I grew up in a church. I have spent countless hours at church as a kid and through most of my teenage years. I will never say that people who believe in religion are mentally ill, but the religion I was in fed into mental illnesses that I had as a younger person. Having to constantly relay on a higher being or something else to determine my self worth nearly destroyed me. Spending every Sunday being told who I should be and how I should act drove me to the point of insanity. I learned over time that my beliefs did not line of with logic, but faith and the need to conform. At the end of day, as I read the bible and listened to sermon after sermon, it seemed no one wanted to answer why?
I think too many people use faith to justify the things they believe in. When I think of faith, I think of the song anything goes. And in the real world, that just flat out isn’t the truth. We can’t change the color of the sky, the amount of money we have or create immortally just by saying it’s so. Life just does’t work that way and I’ve learned I’m better off trying to understand hard truths rather then just pretending they don’t exist.
I couldn’t stand the conformity either. I didn’t realize until I left that the entire church was just one enmoruous echo chamber. New ideas were never pitched, it was all the same thing that people have been saying for far to long. No one thought of other possibilities, like past lives, that maybe marriage didn’t really work for everyone, that women deserved respect or that everything we’ve been taught might just be a complete lie. No one wanted to stand against the crowd because doing so would lead to judgement, disrespect, and even in some cases, disownment.
I’ve learned that too many relgions will contradict themselves and I need solid answers. And I don’t like people telling me that their opinion is a fact. The verse, “sex is a gift,” probably doesn’t really seem like it for people who have been sexually assaulted in the past and assuming that everyone enjoys it can be just flat out insulting to those that have experienced that. It’s okay for someone to have a different opinion than me, but don’t force me to share the same one as someone else.
And all of this is on top of the fact that what the bible or anything other religious book says is really just on giant game of telephone through hundreds of years where it was most likely told orally, since during that time period not many people could even read let alone write. Then is was written in several different languages and then rewritten in more modern languages and I’m expected to believe that the english bible is an exact replica of the original. Even people who have english as their first language can’t even understand Shakespeare that well and his work is more recent than pretty much every religious book.

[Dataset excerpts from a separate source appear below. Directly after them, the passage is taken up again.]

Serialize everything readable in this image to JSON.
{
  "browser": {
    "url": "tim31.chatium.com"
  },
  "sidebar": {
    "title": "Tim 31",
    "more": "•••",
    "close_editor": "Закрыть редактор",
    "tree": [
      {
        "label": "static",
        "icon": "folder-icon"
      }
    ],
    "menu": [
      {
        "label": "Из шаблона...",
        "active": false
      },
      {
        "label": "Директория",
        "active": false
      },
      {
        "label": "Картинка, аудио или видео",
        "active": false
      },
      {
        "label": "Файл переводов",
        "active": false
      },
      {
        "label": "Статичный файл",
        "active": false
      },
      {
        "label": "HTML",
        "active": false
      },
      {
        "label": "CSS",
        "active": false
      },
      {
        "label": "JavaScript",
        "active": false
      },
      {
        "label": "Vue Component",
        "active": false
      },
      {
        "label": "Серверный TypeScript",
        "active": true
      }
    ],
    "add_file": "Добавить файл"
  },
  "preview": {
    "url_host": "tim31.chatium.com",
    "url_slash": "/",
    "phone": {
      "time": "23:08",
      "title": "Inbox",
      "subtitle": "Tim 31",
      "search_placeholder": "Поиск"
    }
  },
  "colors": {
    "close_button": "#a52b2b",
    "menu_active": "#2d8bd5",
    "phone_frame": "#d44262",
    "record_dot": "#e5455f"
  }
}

Now, after getting all of that out of the way, a few people might still ask me why I don’t believe in a god. And to that I say there is not enough evidence for me to believe that one exists. And this has probably been said a hundred times before, but I will say it again. I am not making a claim, therefore I do not need a burden of proof. If someone believes in a god they need to have evidence for that. Once again, faith is not even a logical reason.